Interface improvements

Routing

The URL of a feed is as important as a regular one, so append the following to the routing.yml:

# feeds
feed_popular_questions:
  url:   /feed/popular
  param: { module: feed, action: popular }

RSS image

Whenever a link to a list had a corresponding field, a nice RSS icon is displayed, together with a link to the RSS. As this will happen quite a few times, create a link_to_feed() function in the GlobalHelper.php:

function link_to_feed($name, $uri)
{
  return link_to(image_tag('feed.gif', array('alt' => $name, 'title' => $name, 'align' => 'absmiddle')), $uri);
}

You will find the feed.gif image in the SVN repository.

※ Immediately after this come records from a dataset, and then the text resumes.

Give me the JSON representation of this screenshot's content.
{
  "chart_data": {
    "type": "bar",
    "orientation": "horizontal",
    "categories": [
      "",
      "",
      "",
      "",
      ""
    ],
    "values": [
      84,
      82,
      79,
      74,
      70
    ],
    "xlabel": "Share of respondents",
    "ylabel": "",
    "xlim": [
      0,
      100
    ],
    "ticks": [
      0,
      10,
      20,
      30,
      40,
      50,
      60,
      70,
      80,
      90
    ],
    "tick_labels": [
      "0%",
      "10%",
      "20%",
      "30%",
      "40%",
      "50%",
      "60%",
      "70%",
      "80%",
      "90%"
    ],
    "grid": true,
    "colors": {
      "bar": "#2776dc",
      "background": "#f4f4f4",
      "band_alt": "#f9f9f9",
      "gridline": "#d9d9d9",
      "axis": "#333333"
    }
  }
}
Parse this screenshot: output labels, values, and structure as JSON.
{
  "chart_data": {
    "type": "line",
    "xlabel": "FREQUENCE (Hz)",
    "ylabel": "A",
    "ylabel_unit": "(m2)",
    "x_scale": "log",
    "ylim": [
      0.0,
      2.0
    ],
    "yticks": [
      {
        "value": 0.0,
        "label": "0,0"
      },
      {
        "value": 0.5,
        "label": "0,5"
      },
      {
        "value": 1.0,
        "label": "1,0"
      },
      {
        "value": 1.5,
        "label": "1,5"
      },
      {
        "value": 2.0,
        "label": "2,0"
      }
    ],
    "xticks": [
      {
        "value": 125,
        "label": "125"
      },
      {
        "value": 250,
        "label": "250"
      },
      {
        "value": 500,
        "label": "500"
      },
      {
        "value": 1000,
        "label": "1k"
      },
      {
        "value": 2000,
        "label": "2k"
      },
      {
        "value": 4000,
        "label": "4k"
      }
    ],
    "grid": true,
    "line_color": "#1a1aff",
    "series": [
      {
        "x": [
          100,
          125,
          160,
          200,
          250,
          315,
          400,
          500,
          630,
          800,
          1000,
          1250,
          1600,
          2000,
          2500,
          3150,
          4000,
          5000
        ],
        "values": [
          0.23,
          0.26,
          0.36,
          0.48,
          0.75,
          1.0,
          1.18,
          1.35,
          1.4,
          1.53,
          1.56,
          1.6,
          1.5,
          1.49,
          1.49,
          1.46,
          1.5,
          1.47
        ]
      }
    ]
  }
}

Now, edit the modules/sidebar/templates/defaultSuccess.php as follows:

<li><?php echo link_to('popular questions', '@popular_questions') ?> <?php echo link_to_feed('popular questions', '@feed_popular_questions') ?></li>

See you Tomorrow

This tutorial was supposed to last one hour, and only fifteen minutes passed. You are worried? Don't. That's another one of the lessons of agile programming: If you find a very simple solution to your problem, it is probably the right one. There is no need to pass too much time to develop a feature if it already works. And you now know that only fifteen minutes are necessary to setup, test and launch a RSS feed. After all, symfony offers professional web tools for lazy folks, so enjoy your free time and leave your computer for today.

If you want some more symfony stuff, try making a new feed for the latest questions, the latest answers in general, and the latest answers to a question in particular. It should not take you more than fifteen more minutes, so you will have time to download the full code from the askeet SVN repository, tagged release_day_11, and check if you did it well. Beware that there is one hidden difficulty - pay attention to the routing rule used for the feed of the latest comments.

And if you still have a few minutes left, go to the askeet forum and express yourself.

Tomorrow, we will send emails with symfony, because we are sure that some of our users will forget their access codes. Until then, sleep tight.